Le Brexit priverait le Royaume-Uni de 14 % de son PIB

Sterling and Euros. [Images Money/Flickr]

Dans le contexte d’élections britanniques extrêmement disputées et d’un possible référendum sur l’adhésion du pays à l’UE, le groupe de réflexion Bertelsmann Stiftung tire à son tour la sonnette d’alarme. Le Royaume-Uni serait en effet la première victime d’une sortie de l’UE.

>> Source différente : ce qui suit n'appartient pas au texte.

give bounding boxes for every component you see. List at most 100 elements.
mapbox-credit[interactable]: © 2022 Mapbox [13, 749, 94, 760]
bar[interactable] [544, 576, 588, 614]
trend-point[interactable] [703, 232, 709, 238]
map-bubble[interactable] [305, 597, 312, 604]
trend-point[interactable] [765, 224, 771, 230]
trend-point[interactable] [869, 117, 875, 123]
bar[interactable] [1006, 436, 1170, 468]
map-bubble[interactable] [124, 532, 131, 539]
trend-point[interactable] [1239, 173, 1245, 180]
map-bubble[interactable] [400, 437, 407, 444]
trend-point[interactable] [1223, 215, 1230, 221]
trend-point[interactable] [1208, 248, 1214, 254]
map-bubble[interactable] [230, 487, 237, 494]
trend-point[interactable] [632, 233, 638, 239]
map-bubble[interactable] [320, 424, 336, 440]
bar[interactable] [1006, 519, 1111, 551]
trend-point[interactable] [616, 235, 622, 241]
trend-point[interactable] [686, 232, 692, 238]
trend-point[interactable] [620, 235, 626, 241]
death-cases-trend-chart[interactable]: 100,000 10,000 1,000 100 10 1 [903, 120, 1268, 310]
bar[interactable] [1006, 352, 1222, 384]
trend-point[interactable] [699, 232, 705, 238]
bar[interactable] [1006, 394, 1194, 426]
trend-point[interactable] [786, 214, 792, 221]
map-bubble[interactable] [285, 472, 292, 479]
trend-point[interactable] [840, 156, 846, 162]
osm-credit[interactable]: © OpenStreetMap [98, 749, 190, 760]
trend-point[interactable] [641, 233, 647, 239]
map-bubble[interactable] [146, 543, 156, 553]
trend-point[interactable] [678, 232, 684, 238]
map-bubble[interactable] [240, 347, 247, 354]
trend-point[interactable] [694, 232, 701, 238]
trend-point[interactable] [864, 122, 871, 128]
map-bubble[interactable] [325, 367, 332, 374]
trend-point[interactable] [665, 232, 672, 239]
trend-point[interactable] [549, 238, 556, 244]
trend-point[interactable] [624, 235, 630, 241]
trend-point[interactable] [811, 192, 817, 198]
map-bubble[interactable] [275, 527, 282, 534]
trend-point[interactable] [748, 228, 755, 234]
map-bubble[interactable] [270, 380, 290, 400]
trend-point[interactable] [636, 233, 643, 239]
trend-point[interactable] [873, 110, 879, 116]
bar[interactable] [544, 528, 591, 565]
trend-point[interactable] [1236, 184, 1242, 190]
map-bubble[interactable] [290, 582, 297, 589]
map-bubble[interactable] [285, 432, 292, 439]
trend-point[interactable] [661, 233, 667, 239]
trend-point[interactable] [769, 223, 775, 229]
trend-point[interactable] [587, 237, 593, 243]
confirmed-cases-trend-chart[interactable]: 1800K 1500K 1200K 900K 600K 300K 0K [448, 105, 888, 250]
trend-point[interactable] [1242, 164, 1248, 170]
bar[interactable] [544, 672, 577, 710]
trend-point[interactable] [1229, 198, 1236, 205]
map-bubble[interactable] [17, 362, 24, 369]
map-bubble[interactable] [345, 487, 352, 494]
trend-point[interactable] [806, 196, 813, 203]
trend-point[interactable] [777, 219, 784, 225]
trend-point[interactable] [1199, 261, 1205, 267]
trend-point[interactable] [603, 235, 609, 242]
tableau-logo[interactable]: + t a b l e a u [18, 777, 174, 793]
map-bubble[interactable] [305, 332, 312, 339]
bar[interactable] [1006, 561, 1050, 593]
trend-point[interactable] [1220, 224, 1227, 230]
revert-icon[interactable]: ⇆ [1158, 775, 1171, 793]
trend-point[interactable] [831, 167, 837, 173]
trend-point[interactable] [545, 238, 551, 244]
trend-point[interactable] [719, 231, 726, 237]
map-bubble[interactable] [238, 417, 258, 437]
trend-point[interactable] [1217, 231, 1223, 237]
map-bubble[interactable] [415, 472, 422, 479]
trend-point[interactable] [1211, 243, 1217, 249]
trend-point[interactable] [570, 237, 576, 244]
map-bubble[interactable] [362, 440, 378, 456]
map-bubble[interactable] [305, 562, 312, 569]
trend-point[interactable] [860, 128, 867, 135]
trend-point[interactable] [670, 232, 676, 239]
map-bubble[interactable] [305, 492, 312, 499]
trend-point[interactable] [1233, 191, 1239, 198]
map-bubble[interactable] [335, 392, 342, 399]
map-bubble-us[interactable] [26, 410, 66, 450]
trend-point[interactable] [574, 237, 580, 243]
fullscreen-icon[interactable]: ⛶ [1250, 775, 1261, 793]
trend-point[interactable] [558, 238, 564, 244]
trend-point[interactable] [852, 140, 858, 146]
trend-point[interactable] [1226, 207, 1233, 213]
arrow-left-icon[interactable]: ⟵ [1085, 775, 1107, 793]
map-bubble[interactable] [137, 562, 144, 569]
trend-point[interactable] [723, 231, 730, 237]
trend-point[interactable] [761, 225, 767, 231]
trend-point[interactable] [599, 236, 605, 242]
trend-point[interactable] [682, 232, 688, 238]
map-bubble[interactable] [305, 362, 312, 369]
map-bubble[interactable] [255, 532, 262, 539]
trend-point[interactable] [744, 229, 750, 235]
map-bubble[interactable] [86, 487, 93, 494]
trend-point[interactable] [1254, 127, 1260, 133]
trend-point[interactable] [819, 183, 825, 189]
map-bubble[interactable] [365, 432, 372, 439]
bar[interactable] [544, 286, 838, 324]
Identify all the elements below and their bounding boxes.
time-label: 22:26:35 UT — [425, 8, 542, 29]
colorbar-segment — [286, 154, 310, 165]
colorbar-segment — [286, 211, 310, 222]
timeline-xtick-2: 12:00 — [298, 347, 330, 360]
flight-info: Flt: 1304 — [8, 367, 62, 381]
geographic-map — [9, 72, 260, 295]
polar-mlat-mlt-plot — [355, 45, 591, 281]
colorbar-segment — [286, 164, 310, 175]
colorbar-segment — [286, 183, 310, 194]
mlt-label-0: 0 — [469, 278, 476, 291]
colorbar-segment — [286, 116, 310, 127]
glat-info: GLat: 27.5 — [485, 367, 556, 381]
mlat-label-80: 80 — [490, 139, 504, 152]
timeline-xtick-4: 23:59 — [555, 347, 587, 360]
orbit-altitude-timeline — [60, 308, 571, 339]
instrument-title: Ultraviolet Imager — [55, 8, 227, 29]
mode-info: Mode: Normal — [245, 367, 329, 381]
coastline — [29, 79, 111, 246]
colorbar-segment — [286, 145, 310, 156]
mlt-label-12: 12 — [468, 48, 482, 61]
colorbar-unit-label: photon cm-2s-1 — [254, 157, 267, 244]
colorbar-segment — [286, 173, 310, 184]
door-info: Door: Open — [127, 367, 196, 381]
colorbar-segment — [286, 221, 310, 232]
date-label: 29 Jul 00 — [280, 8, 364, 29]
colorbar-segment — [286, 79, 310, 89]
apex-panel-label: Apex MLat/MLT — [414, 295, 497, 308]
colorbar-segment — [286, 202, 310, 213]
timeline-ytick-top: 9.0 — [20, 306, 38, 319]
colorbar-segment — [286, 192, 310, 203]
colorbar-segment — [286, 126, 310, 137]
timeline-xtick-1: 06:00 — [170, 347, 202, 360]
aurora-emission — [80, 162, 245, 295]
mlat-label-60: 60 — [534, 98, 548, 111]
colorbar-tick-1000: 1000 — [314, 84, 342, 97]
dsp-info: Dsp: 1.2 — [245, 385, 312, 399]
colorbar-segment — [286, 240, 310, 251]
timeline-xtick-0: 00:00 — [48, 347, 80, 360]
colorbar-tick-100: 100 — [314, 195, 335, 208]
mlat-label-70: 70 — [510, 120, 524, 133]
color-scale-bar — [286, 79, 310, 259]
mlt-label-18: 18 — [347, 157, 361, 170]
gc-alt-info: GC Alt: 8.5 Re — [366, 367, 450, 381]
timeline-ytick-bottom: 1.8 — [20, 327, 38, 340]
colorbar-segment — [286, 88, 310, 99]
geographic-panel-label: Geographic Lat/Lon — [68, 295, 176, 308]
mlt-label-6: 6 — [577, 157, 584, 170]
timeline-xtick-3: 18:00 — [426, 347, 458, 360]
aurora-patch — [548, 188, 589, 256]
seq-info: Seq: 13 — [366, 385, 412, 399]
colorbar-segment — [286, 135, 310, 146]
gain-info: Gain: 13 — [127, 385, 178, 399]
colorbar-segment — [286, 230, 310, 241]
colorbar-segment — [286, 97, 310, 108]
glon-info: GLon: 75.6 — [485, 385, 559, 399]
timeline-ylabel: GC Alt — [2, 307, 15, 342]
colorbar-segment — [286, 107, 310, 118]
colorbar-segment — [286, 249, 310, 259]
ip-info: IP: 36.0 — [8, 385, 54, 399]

L’impact d’une sortie de la Grande-Bretagne de l’UE affecterait principalement le pays lui-même, avant l’Allemagne ou le reste de l’Europe, avertit un rapport de la fondation allemande Bertelsmann Stiftung. Ce rapport, publié le 27 avril, intervient alors que le nombre de partisans du Brexit culmine au Royaume-Uni.

Un Brexit « aura des conséquences négatives à long terme sur la dynamique de croissance et la vitalité économique du pays », souligne le rapport du Bertelsmann Stiftung.

« En comparaison, l’Allemagne et le reste des États membres ne subiront que des pertes économiques limitées, assure le groupe de réflexion, qui précise pourtant que « toutes les parties impliquées seraient perdantes sur le plan économique et politique ».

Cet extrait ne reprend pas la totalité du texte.